Good user experience (UX) in online and offline retail shopping matters. A poor experience can poison the well, and people simply will not go back, especially if they have functional, sexier alternatives. Another dimension of this, of course, is that paid and owned media are losing influence. Customers talk to each other a lot, and not about brand attributes that marketers talk about. They talk about their experiences, and these experiences cover all aspects of the journey. To fit seamlessly into consumers’ lives, users’ experiences must be mapped, measured, and elegantly designed.
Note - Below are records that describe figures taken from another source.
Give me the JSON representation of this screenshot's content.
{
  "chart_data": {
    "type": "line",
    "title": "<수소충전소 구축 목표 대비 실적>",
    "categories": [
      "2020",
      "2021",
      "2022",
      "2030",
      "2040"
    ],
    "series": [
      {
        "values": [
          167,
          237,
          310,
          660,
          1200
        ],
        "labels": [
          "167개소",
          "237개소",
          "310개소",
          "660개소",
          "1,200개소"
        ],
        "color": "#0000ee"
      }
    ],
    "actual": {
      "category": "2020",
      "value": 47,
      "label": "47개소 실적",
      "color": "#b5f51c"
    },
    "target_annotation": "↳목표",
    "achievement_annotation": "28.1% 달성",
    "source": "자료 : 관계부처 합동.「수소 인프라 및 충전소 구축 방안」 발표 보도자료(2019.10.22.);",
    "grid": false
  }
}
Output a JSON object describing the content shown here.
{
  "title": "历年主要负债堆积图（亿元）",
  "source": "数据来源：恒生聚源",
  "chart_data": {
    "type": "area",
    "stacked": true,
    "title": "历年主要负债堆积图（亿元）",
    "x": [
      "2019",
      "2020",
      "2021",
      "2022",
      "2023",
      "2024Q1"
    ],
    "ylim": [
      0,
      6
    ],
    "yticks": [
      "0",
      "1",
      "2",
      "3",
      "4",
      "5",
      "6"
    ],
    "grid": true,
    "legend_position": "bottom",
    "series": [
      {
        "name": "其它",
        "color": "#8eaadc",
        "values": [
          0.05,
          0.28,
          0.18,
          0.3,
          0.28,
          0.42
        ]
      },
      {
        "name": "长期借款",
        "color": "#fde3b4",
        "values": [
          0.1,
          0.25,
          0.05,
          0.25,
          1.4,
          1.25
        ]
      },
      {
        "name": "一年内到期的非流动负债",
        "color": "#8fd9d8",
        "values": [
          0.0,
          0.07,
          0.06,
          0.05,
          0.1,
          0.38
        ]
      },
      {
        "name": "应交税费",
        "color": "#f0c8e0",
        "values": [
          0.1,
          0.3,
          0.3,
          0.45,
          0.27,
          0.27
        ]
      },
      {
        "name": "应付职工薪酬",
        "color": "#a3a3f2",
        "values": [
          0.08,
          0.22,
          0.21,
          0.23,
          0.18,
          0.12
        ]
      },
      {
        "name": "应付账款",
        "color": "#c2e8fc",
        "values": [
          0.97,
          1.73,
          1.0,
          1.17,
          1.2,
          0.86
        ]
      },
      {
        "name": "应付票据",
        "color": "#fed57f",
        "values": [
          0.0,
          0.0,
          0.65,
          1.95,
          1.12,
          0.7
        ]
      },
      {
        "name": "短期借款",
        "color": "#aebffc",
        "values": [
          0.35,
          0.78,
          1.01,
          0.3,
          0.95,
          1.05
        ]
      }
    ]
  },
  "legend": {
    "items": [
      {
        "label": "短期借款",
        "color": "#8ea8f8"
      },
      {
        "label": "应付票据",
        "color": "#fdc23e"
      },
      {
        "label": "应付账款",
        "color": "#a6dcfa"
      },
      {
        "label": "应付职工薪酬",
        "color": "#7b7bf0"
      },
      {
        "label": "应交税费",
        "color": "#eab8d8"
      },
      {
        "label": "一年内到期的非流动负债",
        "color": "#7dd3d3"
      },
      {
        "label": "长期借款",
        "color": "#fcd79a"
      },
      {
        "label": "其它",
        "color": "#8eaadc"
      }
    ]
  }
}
Unless you’ve been under a rock for the last 20 years, it is no surprise that the shopping experience has morphed in ways that are almost non-recognizable. Today, Connected Consumers can ask Echo (a wireless speaker and voice command device from Amazon) to send them a new bag of kitty litter in three seconds. I can go into a store and pay for a pile of groceries by tapping my card. Using an image recognition app, I can order a bottle of wine online. Suffice to say that it seems that almost any product I can think of, I can acquire using multiple types of technology and media.
Why UX is an integral part of omnichannel shopping
The confluence of research and design skills needed to develop a seamless omnichannel shopping experience involves not only the market researcher and shopper insights teams, but the UX team as well. Increasingly, retailers must establish ‘ecosystems’ that support the shopping experience from all angles. These ecosystems involve having customers do multiple things: Download apps, register, buy and install new hardware, learn new gestures, and much more.
What I’m driving at here is that getting the product properly positioned in its respective category and understanding how to reach the market are necessary – but no longer sufficient – for success. We know from our GfK Consumer Life data that customers are no longer just buying a product, they are buying an experience.
I mentioned Echo above. In the past, configuring a device to a home network was tedious at best. Echo is an amazing out of the box experience with a beautiful package, simple instructions, and flawless installation. These experiences do not come easy. They come with a lot of UX research to ensure that the once tedious task is now a pleasant one. I’m guessing Amazon understands that without perfecting this part of the purchase journey, they would have thousands of ‘no trouble found’ Echos sitting in a warehouse ready to be resold at a discount.
Successful retailers understand the new reality of the omnichannel consumer, and know that the ‘whatever, whenever’ culture demands that user experience is seamless across all devices. If retailers don’t understand this, customers will simply delete their app and move on.